おそらくあいつが言ったのだ。この二十一世紀に不釣り合いな格好をした。

 それにしても足が早かったのだろうか。声がしたとたんに振り向いたのだが。まあ、俺がボーっとしていたかもしれないが。

 俺の視線に気づいたのか紫の人影は立ち止まると。

 「私に何かあるのか、駒野くん」

 「えっ!」

 なぜ、こいつが俺の名前を知っているのだ。

 「驚くこともないだろう、普段近くにいるだろう。駒野(こまの)裕則(ひろのり)くん」

 おいおいおい、知らないぞ、こんな奴。目の前のコイツはこんな格好している奴だぞ。「ゲームから出てきたのですか?」って聞いてやろうかと思う格好だ。

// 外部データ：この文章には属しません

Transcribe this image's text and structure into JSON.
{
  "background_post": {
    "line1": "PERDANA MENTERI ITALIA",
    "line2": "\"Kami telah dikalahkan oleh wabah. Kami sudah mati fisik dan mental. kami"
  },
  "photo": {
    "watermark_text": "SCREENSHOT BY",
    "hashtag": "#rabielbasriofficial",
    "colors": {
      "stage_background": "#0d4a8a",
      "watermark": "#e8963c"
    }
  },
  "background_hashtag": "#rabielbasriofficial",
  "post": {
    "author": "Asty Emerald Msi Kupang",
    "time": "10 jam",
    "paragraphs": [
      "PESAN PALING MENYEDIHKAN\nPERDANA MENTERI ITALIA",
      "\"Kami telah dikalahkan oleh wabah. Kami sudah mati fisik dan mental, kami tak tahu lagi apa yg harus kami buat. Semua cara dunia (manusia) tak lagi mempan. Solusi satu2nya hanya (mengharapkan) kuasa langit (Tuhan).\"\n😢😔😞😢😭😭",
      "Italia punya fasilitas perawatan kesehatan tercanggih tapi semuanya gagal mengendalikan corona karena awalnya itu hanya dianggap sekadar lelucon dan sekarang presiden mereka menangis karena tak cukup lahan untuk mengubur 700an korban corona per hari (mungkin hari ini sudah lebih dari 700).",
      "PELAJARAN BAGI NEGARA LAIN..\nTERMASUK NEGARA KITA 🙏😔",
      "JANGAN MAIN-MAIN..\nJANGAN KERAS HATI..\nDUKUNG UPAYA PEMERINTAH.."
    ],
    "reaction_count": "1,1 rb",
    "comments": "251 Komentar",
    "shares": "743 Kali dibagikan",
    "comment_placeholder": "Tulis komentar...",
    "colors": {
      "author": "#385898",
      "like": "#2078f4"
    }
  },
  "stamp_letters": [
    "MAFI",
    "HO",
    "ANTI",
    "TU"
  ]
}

 濃い青紫のローブは肩から胸にかけて大きく開いて、肩にはふわりとした同色の布を纏いっている。裾はスカートのように大きく開いていて靴だけが下から見えていた。って、靴は白い運動靴ですか?そこだけおかしくありませんか?

 左手には身長より少し短めの棒を持っている。多分杖なのだろう。先に卵型の薄い青色をした珠が付いており、それを銀色の螺旋が包み込む。その先には三角柱の尖った槍先みたいな物が、手元は金色の細かな絵柄が入っている。全体に派手ではないがずっしりとした装飾が飾られている。

 髪型は前髪が切り揃えられ、耳の前を脇の髪が細く、長く、垂れている。後ろの髪の毛の大部分は頭の後ろで大きくまとめられている。そこからさらに端が腰まではあり、しなやかな黒髪が風に揺られて背中を撫でていた。

 やっぱり知らない奴だ。俺の名前はきっとコイツが魔法でも使って知ったのだろう。そんなわけないか。ははっ。何処かで偶然知った名前をコイツが覚えていたのではないのか。じゃあ、何処で知ったんだろうか。

 モヤモヤと考えているうちに、少女は居なくなっていた。

 部屋に戻ると時計は七時半を回っている。